Well my way wasnt working. I have went through every emotion from hitting bottom to giving up and now hopeful. We went to speak with my pastor yesterday. We talked a little over a hour. He didnt even bring up god expect for the last 5 mins. He spend most of the time asking questions. Here is where we are at now. We know what the problems are. He asked here a lot of questions. He asked does she think the changes (mouth and anger etc)that I have made would last. She said no. He asked if I could promise (which he couldnt) or give Lee a pill that would fix those issues, would you be open to fixing the marriage. She said yes. She said if those things were corrected she would come home. But again she is very skeptical.
She also said my actions over the years have hurt her and her wall went up and in the last year she started hurting me and the did what she done. She said her actions of the last year were worse than mine and even though I was able to forgive her, she still has not forgave me. He then asked (after sharing examples of what he has learned with other couples) was it that she couldnt forgive or just choose not too becuase if she did she knew it would happen again and just says why bother risking the hurt etc, and she said yes that was it. The main reason she wants it to work is the kids and Im cool with that becasue its my main reason too, even thought I love her. He asked if she could go out on dates with me, she said we were trying but her lately it got worse and that right now she couldnt do it.
So basically if she can see the change she will come home and we can stay married and work on it but right now she doesnt want to do anything to make me think everything will be all right. Its safe to say she doesnt really want a divorce but the lack of faith could make that happen.
The pastor told me to back off some becuase we still have hope and I dont need to push her away anymore and she agreed. He said work on my realtionship with God and pray a lot. Leave it in Gods hands and if I feel in my heart to ask her out later, do it. He said she has got to see the changes and actions are louder than words.
He then at the end asked her if she prayed about it? She answer "God and I are not on the best terms of now" and started to cry pretty hard. ( Her 1st child passed away at birth about 13 years ago.) He said he was sorry to ask and upset her and asked of she wanted to talk about her relationship with God and she declined. He said if you ever want too Im here. He then went on to say if you guys want to come see me once a month until this is fixed, Im here or if you need me any other time let me know. My wife is going to tell me at some point if she wants to do that.
He also said a lot of other things about why we should try and fix this and she agreed with every one.
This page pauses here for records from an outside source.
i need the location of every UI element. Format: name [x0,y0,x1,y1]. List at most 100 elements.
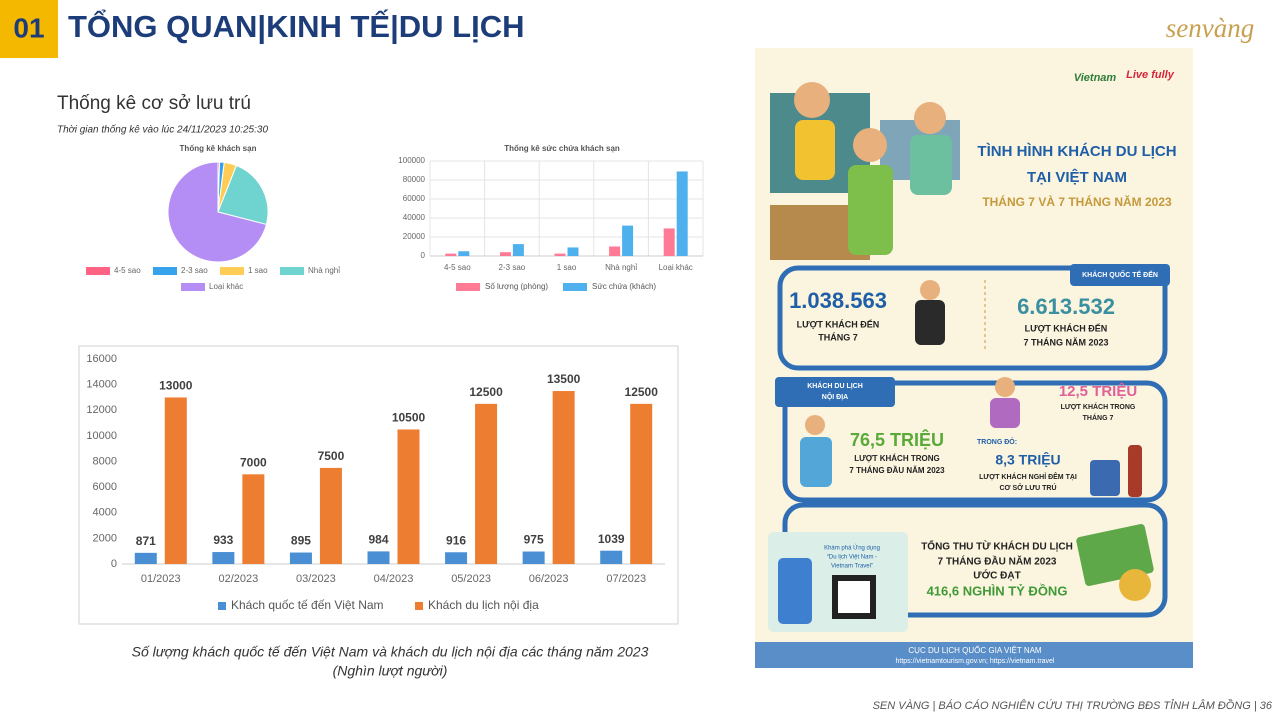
bar [630,403,653,564]
data-label: 7000 [240,455,267,469]
slide-title: TỔNG QUAN|KINH TẾ|DU LỊCH [68,8,525,44]
number-box [0,0,58,58]
data-label: 13500 [547,372,581,386]
y-tick-label: 4000 [93,507,117,519]
x-tick-label: 4-5 sao [444,263,471,272]
bar [164,397,187,564]
coins [1119,569,1151,601]
x-tick-label: 01/2023 [141,573,181,585]
stat-label: 7 THÁNG NĂM 2023 [1023,337,1108,347]
x-tick-label: 02/2023 [218,573,258,585]
info-title: TÌNH HÌNH KHÁCH DU LỊCH [977,143,1176,160]
stat-label: LƯỢT KHÁCH ĐẾN [1025,323,1108,333]
stat-label: LƯỢT KHÁCH TRONG [854,454,939,463]
x-tick-label: Loại khác [659,263,693,272]
app-text: Vietnam Travel” [831,564,873,570]
section-title: Thống kê cơ sở lưu trú [57,93,251,114]
box [777,265,1168,371]
person [800,437,832,487]
logo: Live fully [1126,69,1175,81]
person [990,398,1020,428]
data-label: 10500 [392,411,426,425]
chart-title: Thống kê sức chứa khách sạn [504,144,620,153]
legend-label: Sức chứa (khách) [592,282,656,291]
y-tick-label: 40000 [403,213,426,222]
legend-label: Loại khác [209,282,243,291]
data-label: 984 [368,533,388,547]
tag-label: KHÁCH DU LỊCH [807,381,863,390]
stat-label: 7 THÁNG ĐẦU NĂM 2023 [849,465,945,475]
bar [458,251,470,256]
stat: 6.613.532 [1017,294,1115,319]
person [920,280,940,300]
bar [445,552,468,564]
bar [622,225,634,256]
person [1128,445,1142,497]
y-tick-label: 8000 [93,455,117,467]
bar [367,551,390,564]
luggage [1090,460,1120,496]
tag-label: KHÁCH QUỐC TẾ ĐẾN [1082,269,1158,279]
y-tick-label: 80000 [403,175,426,184]
person [995,377,1015,397]
person [915,300,945,345]
y-tick-label: 60000 [403,194,426,203]
chart-title: Thống kê khách sạn [180,144,257,153]
caption: Số lượng khách quốc tế đến Việt Nam và k… [132,644,649,660]
stat-label: CƠ SỞ LƯU TRÚ [999,483,1056,492]
stat-label: THÁNG 7 [1083,413,1114,422]
y-tick-label: 2000 [93,532,117,544]
data-label: 7500 [318,449,345,463]
person [795,120,835,180]
legend-swatch [86,267,110,275]
x-tick-label: 07/2023 [606,573,646,585]
bar [600,550,623,564]
person [794,82,830,118]
stat-label: LƯỢT KHÁCH ĐẾN [797,319,880,329]
bar [676,171,688,256]
stat: 8,3 TRIỆU [995,451,1060,468]
data-label: 933 [213,533,233,547]
stat: 12,5 TRIỆU [1059,382,1137,400]
person [853,128,887,162]
bar [242,474,265,564]
stat-label: LƯỢT KHÁCH TRONG [1061,402,1136,411]
tag-label: NỘI ĐỊA [822,392,848,401]
legend-swatch [220,267,244,275]
logo: senvàng [1166,13,1254,43]
slide-number: 01 [13,12,44,43]
x-tick-label: 05/2023 [451,573,491,585]
timestamp: Thời gian thống kê vào lúc 24/11/2023 10… [57,124,268,136]
caption: (Nghìn lượt người) [333,663,448,679]
bar [567,247,579,256]
bar [512,244,524,256]
bar [134,552,157,564]
bar [552,391,575,564]
x-tick-label: 04/2023 [374,573,414,585]
bar [212,552,235,564]
data-label: 12500 [625,385,659,399]
bar [663,228,675,256]
infographic: Vietnam Live fully TÌNH HÌNH KHÁCH DU LỊ… [755,48,1193,668]
stat-label: THÁNG 7 [818,332,858,342]
person [848,165,893,255]
bar [554,253,566,256]
info-subtitle: THÁNG 7 VÀ 7 THÁNG NĂM 2023 [982,194,1172,209]
bar [499,252,511,256]
y-tick-label: 0 [111,558,117,570]
bar [397,429,420,564]
y-tick-label: 6000 [93,481,117,493]
bar [475,403,498,564]
data-label: 916 [446,533,466,547]
revenue-value: 416,6 NGHÌN TỶ ĐỒNG [927,583,1068,598]
x-tick-label: Nhà nghỉ [605,263,637,272]
legend-label: 2-3 sao [181,266,208,275]
pie-slice [167,161,268,263]
revenue-label: TỔNG THU TỪ KHÁCH DU LỊCH [921,540,1073,553]
info-footer: https://vietnamtourism.gov.vn; https://v… [896,658,1055,665]
person [914,102,946,134]
legend-label: Khách du lịch nội địa [428,598,539,612]
legend-swatch [415,602,423,610]
stat: 1.038.563 [789,288,887,313]
y-tick-label: 16000 [86,353,117,365]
******* So this tells me that at least there is some hope and even though she lacks faith about it working right now, atleast I have some control in improving the chances of a better outcome. So Im going to re read all the do's and donts again. And start over today. Knowing these facts I am just wondering is it better to still talk to her and be myself and just not talk about the "R" or should I not call her, let her call me? ******
A interesting thing I found out last night. Wife told me she had a bad day and people were driving her nuts. She named a couple of people at work and then her mom who she is living with. I thought that was interesting. Her mom is a very overbearing person and is just rude and not fun to be around. She knows it but hates when I say it. She knows I dont really care for her mother and her mother hates me. She didnt go into detail, but she said her mom has being doing things to get on her nerves. It obivous she is not happier away from me that she thought she might be.
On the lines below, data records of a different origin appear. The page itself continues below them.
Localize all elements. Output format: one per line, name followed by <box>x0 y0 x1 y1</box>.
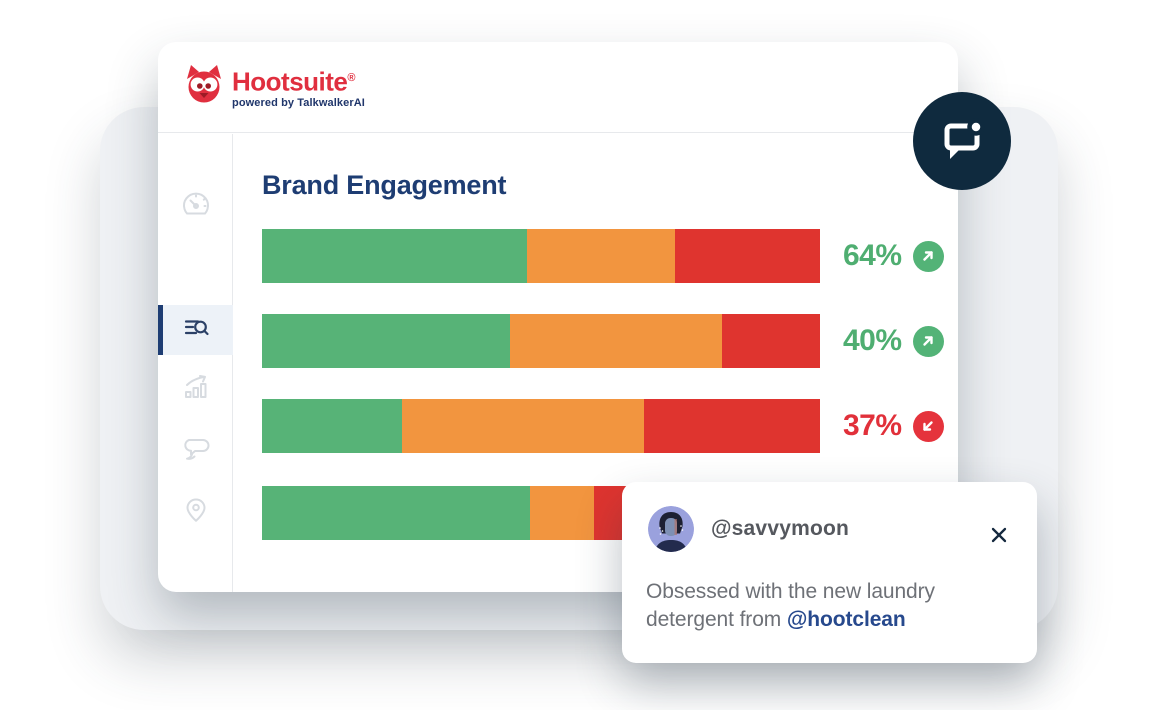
avatar <box>648 506 694 552</box>
comment-line-2: detergent from <box>646 608 787 631</box>
bar-2-green-segment <box>262 314 511 368</box>
metric-row-1: 64% <box>843 229 944 283</box>
metric-value-2: 40% <box>843 324 902 357</box>
comment-line-1: Obsessed with the new laundry <box>646 580 935 603</box>
hootsuite-logo: Hootsuite® powered by TalkwalkerAI <box>184 63 365 112</box>
sidebar-item-locations[interactable] <box>158 487 233 537</box>
dashboard-card: Hootsuite® powered by TalkwalkerAI <box>158 42 958 592</box>
comment-header: @savvymoon <box>648 506 1011 552</box>
bar-chart-trend-icon <box>180 371 212 408</box>
engagement-bar-2 <box>262 314 820 368</box>
bar-3-orange-segment <box>401 399 645 453</box>
comment-text: Obsessed with the new laundry detergent … <box>646 578 1013 634</box>
bar-2-orange-segment <box>510 314 723 368</box>
brand-text: Hootsuite® powered by TalkwalkerAI <box>232 63 365 110</box>
bar-3-green-segment <box>262 399 402 453</box>
metric-row-3: 37% <box>843 399 944 453</box>
page-title: Brand Engagement <box>262 170 507 200</box>
chat-notification-icon <box>937 114 987 169</box>
gauge-icon <box>180 189 212 226</box>
bar-4-green-segment <box>262 486 530 540</box>
trend-up-icon <box>912 325 944 357</box>
engagement-bar-1 <box>262 229 820 283</box>
sidebar-item-search-streams[interactable] <box>158 305 233 355</box>
bar-3-red-segment <box>644 399 820 453</box>
owl-icon <box>184 63 224 112</box>
registered-mark: ® <box>347 71 355 84</box>
brand-tagline: powered by TalkwalkerAI <box>232 97 365 110</box>
sidebar-item-dashboard[interactable] <box>158 182 233 232</box>
chat-bubbles-icon <box>180 432 212 469</box>
metric-row-2: 40% <box>843 314 944 368</box>
metric-value-1: 64% <box>843 239 902 272</box>
list-search-icon <box>180 312 212 349</box>
bar-2-red-segment <box>722 314 820 368</box>
mention-link[interactable]: @hootclean <box>786 608 906 631</box>
dashboard-header: Hootsuite® powered by TalkwalkerAI <box>158 42 958 133</box>
trend-down-icon <box>912 410 944 442</box>
sidebar-item-analytics[interactable] <box>158 364 233 414</box>
close-icon[interactable] <box>988 524 1010 546</box>
engagement-bar-3 <box>262 399 820 453</box>
bar-4-orange-segment <box>529 486 594 540</box>
brand-name: Hootsuite® <box>232 66 355 97</box>
bar-1-red-segment <box>674 229 820 283</box>
comment-username: @savvymoon <box>711 517 850 540</box>
location-pin-icon <box>180 494 212 531</box>
notification-bubble[interactable] <box>913 92 1011 190</box>
bar-1-orange-segment <box>527 229 675 283</box>
bar-1-green-segment <box>262 229 528 283</box>
trend-up-icon <box>912 240 944 272</box>
comment-card: @savvymoon Obsessed with the new laundry… <box>622 482 1037 663</box>
metric-value-3: 37% <box>843 409 902 442</box>
sidebar <box>158 134 233 592</box>
sidebar-item-conversations[interactable] <box>158 425 233 475</box>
My pastor spoke with me today before church for a few mins and asked if I thought the meeting helped. I told him I think it did and it got me some amswers to some tuff questions that will make hanging in there a little easier.
I just sent a text to her today telling her the pastor asked about her and said he was looking forward to seeing her again.
The kids start school tomorrow. My wife will have a lot of alone time now with the kids in school. Maybe she will do some good thinking about things and things will start to happen in a postive way.